Diagnosing Bottlenecks in Data Visualization Understanding by Vision-Language Models
Poster Presentation 36.329: Sunday, May 17, 2026, 2:45 – 6:45 pm, Banyan Breezeway
Session: Spatial Vision: Natural images, texture
Schedule of Events | Search Abstracts | Symposia | Talk Sessions | Poster Sessions
Alexa Tartaglini1 (alexart@stanford.edu), Daniel Wurgaft1, Satchel Grant1, Christopher Potts1, Judith Fan1; 1Stanford University
Understanding any data visualization requires integrating multiple types of visual input (i.e., text, numerals, shapes, curves) to draw appropriate inferences. Current vision-language models (VLMs) are, in principle, promising candidates for modeling the fundamental computations that underlie data visualization understanding. However, these models still struggle on basic data visualization understanding tasks (Verma et al., 2025), and the causes of failure remain unclear. Are VLM failures attributable to limitations in how visual information in the data visualization is encoded, how information is transferred between the vision and language modules, or how information is processed within the language module? We developed FUGU, a suite of data visualization understanding tasks, to precisely characterize potential sources of difficulty in these models (e.g., extracting the position of data points, distances between them, and other summary statistics). We used FUGU to investigate three widely used VLMs (LLaMA-3.2, LLaVA-OneVision, InternVL3). To diagnose the sources of errors produced by these models, we used activation patching and linear decoding to trace information flow through each model component. We found that some models fail to generate the coordinates of individual data points correctly, and these initial errors often lead to erroneous final responses. When these models are provided with the correct coordinates, performance improves substantially, suggesting that the downstream mathematical reasoning steps performed in the language module are sound.
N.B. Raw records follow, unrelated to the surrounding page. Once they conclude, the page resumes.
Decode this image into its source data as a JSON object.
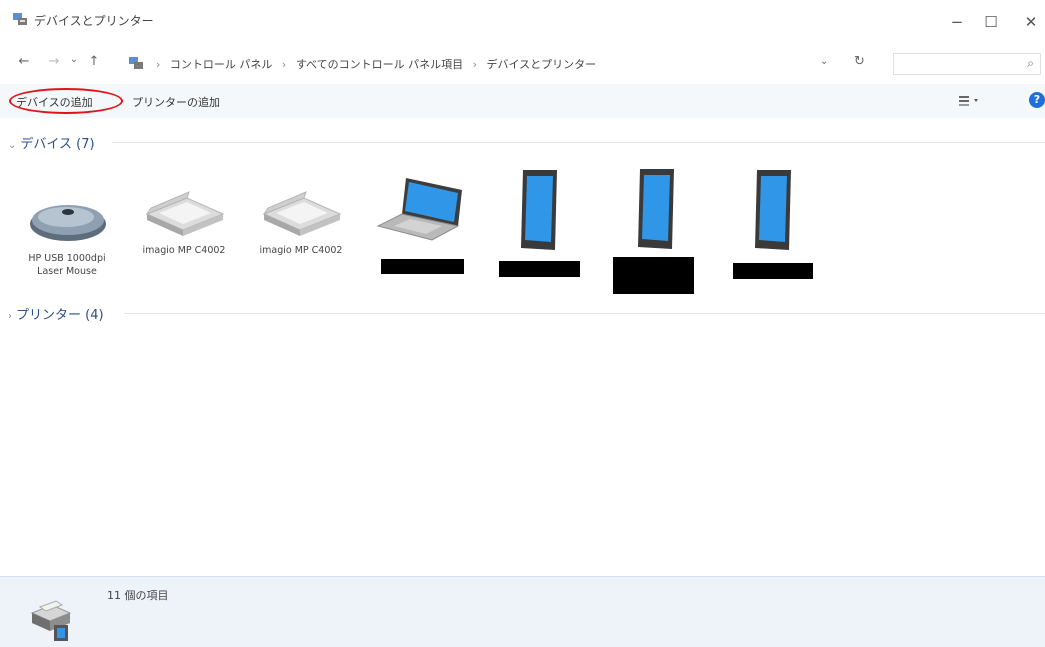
{
  "window": {
    "title": "デバイスとプリンター",
    "minimize": "−",
    "maximize": "☐",
    "close": "✕"
  },
  "nav": {
    "back": "←",
    "forward": "→",
    "recent": "⌄",
    "up": "↑"
  },
  "address": {
    "crumbs": [
      "コントロール パネル",
      "すべてのコントロール パネル項目",
      "デバイスとプリンター"
    ],
    "separator": "›",
    "dropdown": "⌄",
    "refresh": "↻"
  },
  "search": {
    "icon": "search-icon",
    "glyph": "⌕"
  },
  "commands": {
    "add_device": "デバイスの追加",
    "add_printer": "プリンターの追加",
    "help": "?"
  },
  "groups": {
    "devices": {
      "label": "デバイス (7)",
      "chevron": "⌄"
    },
    "printers": {
      "label": "プリンター (4)",
      "chevron": "›"
    }
  },
  "devices": [
    {
      "icon": "mouse-icon",
      "label": "HP USB 1000dpi Laser Mouse"
    },
    {
      "icon": "scanner-icon",
      "label": "imagio MP C4002"
    },
    {
      "icon": "scanner-icon",
      "label": "imagio MP C4002"
    },
    {
      "icon": "laptop-icon",
      "label": ""
    },
    {
      "icon": "phone-icon",
      "label": ""
    },
    {
      "icon": "phone-icon",
      "label": ""
    },
    {
      "icon": "phone-icon",
      "label": ""
    }
  ],
  "status": {
    "count_text": "11 個の項目",
    "icon": "printer-icon"
  },
  "colors": {
    "accent": "#1e6fd9",
    "highlight": "#e0141a",
    "group_header": "#2c4f86"
  }
}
Moreover, even when the model generates an incorrect response, the correct coordinates can be reliably decoded from latent representations in the visual encoder, suggesting that the source of these errors lies not in limitations within the visual encoder, but in the vision-language handoff. Together, these findings point to some of the opportunities and challenges presented by VLMs as a basis for developing input-computable models of data visualization understanding.
Acknowledgements: This work was supported by NSF CAREER Award #2436199, NSF DRL #2400471, and awards from the Stanford Human-Centered AI Institute (HAI) and Stanford Accelerator for Learning.